Three ultra-rare diseases
Hutchinson-Gilford progeria syndrome
Reported to affect one in eight million children, this genetic condition causes rapid ageing in early childhood. Affected children typically look normal at birth, but then fail to thrive in the first year of life. Characteristics include prominent eyes, a thin nose, protruding ears and baldness. The condition is also associated with hardening of the arteries which may result in heart attacks or strokes. The average life span is estimated to be 14.5 years.
Ring chromosome 20 syndrome (R20)
Everyone has 23 pairs of chromosomes which hold our genetic material. R20 arises from a break on each arm of chromosome 20. Affecting the normal development of the brain, R20 can cause epilepsy, behavioural problems and mild mental impairment. The seizures can be notoriously hard to treat and drug resistant. The prevalence of R20 is unknown, but it is believed to be under-diagnosed.
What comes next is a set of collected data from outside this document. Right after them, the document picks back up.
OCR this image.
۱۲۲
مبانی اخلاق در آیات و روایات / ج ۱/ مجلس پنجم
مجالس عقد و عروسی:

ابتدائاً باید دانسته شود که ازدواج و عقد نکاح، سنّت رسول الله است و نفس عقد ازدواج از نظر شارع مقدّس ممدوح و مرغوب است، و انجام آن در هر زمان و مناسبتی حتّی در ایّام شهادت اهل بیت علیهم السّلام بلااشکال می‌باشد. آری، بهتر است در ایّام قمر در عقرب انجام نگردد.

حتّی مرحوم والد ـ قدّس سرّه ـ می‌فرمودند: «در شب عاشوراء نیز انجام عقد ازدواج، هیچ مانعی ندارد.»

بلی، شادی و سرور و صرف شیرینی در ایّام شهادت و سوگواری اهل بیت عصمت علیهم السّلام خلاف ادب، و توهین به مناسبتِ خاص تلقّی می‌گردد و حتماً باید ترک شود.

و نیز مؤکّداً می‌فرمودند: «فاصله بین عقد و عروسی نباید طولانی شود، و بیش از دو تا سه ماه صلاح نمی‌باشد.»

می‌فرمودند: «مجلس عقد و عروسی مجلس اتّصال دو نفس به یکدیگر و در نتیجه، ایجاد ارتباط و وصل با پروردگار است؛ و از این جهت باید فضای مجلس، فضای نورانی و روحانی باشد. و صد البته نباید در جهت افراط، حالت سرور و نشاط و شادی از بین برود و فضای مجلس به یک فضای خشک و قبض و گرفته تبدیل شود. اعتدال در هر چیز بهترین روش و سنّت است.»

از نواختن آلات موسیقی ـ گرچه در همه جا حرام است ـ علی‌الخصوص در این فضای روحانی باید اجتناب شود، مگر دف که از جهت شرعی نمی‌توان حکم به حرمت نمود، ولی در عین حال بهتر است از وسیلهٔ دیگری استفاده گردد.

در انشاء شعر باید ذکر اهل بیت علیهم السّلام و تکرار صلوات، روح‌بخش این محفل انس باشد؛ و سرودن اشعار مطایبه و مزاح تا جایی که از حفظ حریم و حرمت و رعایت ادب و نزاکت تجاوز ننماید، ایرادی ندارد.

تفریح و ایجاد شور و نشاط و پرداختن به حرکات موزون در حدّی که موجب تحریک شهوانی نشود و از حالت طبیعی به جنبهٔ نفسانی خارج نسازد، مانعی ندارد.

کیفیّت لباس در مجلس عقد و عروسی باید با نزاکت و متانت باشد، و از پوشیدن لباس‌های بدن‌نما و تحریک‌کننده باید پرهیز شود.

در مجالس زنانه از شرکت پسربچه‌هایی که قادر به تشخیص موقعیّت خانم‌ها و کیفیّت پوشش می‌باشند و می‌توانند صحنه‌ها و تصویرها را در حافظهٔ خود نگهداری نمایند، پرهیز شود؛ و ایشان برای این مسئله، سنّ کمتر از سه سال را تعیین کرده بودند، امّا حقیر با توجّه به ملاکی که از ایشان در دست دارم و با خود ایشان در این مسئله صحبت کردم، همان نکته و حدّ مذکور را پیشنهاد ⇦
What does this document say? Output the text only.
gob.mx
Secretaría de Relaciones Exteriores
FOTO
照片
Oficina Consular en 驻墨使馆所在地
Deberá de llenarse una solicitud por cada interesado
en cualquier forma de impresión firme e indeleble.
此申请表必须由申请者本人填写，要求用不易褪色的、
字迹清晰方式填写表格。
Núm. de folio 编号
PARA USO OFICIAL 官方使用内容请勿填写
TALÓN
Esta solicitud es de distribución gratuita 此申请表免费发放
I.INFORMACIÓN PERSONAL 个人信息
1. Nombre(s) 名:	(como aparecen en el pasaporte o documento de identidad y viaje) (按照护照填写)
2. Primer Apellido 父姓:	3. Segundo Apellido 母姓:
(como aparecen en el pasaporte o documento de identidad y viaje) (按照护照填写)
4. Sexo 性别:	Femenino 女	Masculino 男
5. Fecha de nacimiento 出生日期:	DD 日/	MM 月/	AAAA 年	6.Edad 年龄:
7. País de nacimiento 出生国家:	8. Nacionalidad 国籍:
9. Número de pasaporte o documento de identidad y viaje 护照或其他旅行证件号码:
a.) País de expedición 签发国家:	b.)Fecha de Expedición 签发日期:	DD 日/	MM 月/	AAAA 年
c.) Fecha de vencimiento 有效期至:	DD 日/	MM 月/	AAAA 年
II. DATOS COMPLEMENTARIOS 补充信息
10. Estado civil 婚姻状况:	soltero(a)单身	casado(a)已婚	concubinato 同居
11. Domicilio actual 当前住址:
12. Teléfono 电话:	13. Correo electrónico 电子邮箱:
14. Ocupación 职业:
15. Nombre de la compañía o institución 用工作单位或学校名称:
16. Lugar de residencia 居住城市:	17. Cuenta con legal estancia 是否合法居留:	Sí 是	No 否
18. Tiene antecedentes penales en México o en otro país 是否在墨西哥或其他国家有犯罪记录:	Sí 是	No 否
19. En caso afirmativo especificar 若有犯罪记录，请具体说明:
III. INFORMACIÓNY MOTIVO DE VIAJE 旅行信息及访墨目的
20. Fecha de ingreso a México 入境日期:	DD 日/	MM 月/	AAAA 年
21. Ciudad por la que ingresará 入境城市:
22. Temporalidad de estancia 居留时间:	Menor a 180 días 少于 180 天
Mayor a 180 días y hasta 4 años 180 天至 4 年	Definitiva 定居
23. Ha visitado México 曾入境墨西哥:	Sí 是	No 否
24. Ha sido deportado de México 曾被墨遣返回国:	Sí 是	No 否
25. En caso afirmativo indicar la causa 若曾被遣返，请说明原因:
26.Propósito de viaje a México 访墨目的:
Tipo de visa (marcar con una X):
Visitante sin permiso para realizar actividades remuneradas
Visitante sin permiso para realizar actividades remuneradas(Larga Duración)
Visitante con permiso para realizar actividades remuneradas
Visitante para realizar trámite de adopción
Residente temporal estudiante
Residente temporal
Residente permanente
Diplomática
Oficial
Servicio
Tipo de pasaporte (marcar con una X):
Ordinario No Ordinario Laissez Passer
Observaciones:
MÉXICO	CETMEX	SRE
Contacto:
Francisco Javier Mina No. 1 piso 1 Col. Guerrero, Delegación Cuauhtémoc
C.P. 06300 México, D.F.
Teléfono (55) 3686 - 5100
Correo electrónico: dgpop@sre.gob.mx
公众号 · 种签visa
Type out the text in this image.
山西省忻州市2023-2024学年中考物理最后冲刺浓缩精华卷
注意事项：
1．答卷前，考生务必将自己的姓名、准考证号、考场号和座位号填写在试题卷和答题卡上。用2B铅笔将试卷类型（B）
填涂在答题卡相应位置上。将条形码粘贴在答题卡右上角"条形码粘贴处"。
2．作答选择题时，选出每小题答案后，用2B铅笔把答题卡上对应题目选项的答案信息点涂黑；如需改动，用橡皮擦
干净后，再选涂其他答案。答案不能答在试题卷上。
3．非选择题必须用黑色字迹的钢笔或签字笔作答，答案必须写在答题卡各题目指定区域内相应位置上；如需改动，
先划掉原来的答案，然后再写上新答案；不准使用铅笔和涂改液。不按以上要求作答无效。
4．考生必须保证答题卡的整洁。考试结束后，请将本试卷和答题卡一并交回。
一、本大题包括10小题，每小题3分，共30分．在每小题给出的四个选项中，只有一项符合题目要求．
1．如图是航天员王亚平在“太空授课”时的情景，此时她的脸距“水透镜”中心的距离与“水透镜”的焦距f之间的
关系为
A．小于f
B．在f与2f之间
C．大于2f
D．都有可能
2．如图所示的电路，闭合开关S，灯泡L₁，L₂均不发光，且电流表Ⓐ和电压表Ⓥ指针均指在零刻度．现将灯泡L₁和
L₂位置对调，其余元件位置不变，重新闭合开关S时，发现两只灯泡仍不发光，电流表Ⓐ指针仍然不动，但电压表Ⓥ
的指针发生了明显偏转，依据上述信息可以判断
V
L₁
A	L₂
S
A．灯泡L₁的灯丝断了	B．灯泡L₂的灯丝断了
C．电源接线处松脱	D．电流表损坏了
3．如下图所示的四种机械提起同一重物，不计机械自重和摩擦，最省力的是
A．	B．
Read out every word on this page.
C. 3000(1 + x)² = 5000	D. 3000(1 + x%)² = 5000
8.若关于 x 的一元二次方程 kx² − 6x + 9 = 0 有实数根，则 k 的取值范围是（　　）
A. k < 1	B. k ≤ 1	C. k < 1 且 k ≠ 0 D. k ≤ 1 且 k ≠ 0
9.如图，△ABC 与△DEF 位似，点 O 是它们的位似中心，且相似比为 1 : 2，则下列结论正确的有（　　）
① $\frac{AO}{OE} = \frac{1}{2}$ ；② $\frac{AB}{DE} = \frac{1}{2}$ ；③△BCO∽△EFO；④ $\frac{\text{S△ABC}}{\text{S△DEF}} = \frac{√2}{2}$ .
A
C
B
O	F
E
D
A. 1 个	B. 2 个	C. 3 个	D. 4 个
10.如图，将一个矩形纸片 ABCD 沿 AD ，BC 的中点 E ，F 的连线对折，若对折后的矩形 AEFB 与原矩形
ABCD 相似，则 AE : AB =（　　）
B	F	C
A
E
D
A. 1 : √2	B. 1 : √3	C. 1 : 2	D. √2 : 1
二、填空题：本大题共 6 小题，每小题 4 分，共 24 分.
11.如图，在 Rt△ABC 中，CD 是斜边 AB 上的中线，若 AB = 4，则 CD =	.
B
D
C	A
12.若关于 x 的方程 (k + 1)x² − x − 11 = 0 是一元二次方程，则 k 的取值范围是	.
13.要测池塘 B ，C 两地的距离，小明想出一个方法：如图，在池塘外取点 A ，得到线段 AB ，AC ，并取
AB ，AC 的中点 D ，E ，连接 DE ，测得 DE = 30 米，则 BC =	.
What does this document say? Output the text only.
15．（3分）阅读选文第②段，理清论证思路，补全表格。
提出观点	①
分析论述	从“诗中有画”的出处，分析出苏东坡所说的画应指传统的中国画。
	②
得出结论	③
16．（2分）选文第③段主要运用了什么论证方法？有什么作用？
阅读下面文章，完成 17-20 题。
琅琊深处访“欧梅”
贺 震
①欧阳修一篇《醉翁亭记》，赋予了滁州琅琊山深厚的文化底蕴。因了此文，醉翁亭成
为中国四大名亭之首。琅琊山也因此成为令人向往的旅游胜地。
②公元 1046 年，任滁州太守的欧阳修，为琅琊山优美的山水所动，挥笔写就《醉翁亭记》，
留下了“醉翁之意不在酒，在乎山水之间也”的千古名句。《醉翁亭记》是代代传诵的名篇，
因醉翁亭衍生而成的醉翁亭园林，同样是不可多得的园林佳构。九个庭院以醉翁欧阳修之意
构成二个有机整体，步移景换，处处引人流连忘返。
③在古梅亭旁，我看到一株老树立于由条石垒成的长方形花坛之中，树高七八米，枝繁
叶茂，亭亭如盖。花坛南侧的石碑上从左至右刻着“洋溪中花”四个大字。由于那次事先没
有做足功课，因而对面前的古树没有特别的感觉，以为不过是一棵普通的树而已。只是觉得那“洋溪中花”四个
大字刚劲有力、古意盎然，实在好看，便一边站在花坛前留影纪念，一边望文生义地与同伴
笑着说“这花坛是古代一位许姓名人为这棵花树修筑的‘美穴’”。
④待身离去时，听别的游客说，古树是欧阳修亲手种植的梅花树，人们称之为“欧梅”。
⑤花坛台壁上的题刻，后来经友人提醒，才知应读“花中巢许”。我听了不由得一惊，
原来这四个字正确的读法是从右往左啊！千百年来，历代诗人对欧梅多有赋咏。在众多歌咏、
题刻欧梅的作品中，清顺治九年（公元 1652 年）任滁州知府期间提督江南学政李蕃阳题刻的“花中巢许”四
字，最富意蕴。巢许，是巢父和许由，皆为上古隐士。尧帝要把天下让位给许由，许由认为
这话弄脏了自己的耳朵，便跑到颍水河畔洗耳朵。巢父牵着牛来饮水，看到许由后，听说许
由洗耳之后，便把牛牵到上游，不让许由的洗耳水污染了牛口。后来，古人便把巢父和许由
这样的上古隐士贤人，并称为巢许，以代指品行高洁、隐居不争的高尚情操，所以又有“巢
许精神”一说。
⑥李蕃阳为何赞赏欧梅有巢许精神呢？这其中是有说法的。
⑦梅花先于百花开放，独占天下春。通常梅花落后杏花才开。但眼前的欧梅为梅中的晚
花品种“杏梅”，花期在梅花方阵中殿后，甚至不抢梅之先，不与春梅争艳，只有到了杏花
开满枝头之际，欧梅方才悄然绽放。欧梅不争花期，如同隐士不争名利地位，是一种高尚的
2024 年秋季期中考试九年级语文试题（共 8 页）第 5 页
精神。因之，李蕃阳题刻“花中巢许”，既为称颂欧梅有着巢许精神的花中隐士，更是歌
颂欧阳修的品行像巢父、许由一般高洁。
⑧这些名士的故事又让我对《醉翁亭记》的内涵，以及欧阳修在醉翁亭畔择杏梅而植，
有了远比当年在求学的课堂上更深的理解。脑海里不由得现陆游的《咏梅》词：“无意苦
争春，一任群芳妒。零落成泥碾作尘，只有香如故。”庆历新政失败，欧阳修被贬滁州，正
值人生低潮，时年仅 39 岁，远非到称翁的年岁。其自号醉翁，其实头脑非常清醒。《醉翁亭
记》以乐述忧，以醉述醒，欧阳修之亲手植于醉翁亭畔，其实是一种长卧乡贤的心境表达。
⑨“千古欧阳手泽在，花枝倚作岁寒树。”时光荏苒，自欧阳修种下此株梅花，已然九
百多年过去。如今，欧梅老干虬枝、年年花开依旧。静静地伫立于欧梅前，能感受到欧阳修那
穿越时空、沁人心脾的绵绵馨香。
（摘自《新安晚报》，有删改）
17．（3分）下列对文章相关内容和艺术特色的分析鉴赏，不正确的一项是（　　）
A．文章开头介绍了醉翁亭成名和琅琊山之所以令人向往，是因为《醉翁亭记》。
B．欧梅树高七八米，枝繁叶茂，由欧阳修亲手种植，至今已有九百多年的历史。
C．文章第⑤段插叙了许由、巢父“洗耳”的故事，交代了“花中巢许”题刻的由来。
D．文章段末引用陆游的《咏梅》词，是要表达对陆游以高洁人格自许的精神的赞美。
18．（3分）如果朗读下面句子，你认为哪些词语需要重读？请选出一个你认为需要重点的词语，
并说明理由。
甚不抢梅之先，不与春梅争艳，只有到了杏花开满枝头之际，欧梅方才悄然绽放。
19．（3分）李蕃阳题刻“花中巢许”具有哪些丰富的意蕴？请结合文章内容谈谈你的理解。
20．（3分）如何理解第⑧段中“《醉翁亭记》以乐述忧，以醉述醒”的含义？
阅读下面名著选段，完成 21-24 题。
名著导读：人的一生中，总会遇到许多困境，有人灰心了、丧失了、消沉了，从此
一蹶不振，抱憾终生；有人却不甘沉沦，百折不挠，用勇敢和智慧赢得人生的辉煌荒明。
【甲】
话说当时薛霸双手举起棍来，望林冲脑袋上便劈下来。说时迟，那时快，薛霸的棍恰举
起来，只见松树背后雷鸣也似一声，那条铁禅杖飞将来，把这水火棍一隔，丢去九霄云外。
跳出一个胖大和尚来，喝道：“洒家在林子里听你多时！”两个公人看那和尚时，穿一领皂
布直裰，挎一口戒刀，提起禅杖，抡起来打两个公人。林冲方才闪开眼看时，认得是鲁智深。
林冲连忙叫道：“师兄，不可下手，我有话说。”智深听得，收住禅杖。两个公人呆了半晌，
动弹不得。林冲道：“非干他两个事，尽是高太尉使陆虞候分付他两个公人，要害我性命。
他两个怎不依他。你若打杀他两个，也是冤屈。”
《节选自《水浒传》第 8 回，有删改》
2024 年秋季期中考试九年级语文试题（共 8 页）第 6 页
ADA-SCID (severe combined immunodeficiency due to adenosine deaminase deficiency)
About three affected babies are born each year in the UK. They lack immune protection from bacteria, viruses and fungi. Until recently the only treatment has been a stem cell transplant. But the National Institute for Health and Care Excellence has approved a new £505,000 one-off treatment, Strimvelis, for children who cannot find a good match. The effects are believed to be lifelong.